Today: Kris Larson, executive director of the Minnesota Land Trust, a nonprofit conservation organization that works with communities, agencies and private property owners to preserve and restore forest, prairie, wetland and shoreland.
After a summer bucket-list trip to Alaska with my family, I’m now reading “Alaska” by James Michener. It’s an older book (and almost 900 pages), but still it brilliantly captures the interaction between the natural history of a place and its people. As someone who has dedicated a career toward protecting and restoring Minnesota’s landscapes, I’ve been given a lot to think from Michener’s books regarding how we tell an authentic story of our place.
For work, I’m following the broad movement(s) to get our kids and diverse communities outside. With sobering statistics (for example, prison inmates spend more time outside than our youth), I’ve been encouraged by how many different sectors are engaged, from the hunting and fishing community, to outdoor retailers, to the health sector, to environmental educators, and beyond. In this polarized era, it seems like this is something that we can all agree on.

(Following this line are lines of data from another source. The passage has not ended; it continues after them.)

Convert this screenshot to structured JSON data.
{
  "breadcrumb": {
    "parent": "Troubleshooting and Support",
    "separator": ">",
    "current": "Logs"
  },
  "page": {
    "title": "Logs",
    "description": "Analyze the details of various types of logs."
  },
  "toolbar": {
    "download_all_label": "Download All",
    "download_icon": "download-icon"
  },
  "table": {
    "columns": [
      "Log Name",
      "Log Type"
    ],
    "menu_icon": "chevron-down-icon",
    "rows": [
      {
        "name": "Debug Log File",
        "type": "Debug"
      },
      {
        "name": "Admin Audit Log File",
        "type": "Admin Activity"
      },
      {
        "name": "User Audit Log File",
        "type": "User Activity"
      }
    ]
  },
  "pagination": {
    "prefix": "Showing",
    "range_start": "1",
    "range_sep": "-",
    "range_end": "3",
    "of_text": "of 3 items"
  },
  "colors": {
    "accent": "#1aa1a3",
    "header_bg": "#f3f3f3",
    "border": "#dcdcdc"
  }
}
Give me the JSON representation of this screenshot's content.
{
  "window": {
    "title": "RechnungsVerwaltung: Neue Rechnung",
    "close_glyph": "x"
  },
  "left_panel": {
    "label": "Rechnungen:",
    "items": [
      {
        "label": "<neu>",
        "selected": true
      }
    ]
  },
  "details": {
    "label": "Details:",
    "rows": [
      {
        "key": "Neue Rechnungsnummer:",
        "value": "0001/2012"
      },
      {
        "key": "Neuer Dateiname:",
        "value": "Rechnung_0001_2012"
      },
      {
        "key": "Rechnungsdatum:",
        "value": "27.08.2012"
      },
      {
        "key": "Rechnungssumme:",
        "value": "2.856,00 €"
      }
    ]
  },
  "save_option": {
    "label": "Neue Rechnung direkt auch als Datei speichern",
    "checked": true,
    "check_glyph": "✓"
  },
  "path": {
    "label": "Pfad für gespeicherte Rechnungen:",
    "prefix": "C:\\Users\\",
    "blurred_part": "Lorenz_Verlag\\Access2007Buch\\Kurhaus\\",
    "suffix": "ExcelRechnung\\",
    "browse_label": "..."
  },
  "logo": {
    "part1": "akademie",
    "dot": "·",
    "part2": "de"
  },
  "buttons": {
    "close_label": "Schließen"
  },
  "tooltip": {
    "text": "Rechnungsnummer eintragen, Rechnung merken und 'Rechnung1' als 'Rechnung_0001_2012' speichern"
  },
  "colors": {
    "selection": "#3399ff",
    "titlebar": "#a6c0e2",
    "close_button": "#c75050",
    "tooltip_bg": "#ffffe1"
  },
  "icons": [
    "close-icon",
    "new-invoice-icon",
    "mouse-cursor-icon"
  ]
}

Engaging people with meaningful outdoor experiences is a pathway to loving nature. This “Adventure Gap” (coined after the book by James Edward Mills) includes equipment shortages, lack of access to trails or natural areas, and a lack of role models. In 2016, the Northland Foundation and the Minnesota Land Trust helped organize a coalition of outdoor groups, youth agencies, educational institutions, and others to address this gap in Duluth. With support from the community, a new entity — Youth Outdoors Duluth — was born.
Administered by the YMCA, the outdoors program works with groups to plan activities to get underserved youth outside. In its first year, Youth Outdoors Duluth reached more than 420 children by offering activities including archery, rock climbing, canoeing, hiking, skiing and more. In all, these young people spent more than 14,000 hours getting some fresh air.
It’s football season, so I’ll be following the Vikings. And my wife is from Denmark, so most of our show-watching trends toward new Danish or Scandinavian shows. It appears as if they have the same struggles as we all do!
Because I’m on the road all over the state, I listen to podcasts like “Hidden Brain,” “Stuff You Should Know” and “Freakonomics” to pass the time. I’d like to think they’ve made me smarter, but I’m sure my wife would disagree! I also tune into various talk radio shows. Anyone looking for perspective on America should spend time listening to the diversity of our airwaves.
I enjoy getting out as much as I can, biking, skiing or running. I’ve been hooked by the endurance, gravel bike racing scene. Events like the Heck of the North (in September) and Le Grand du Nord (May) near Lake Superior are over 100 miles long and traverse some of the most remote and scenic roads in our state, combining a sense of adventure with a good old-fashioned butt-kicking. It makes you realize just how beautiful rural Minnesota can be.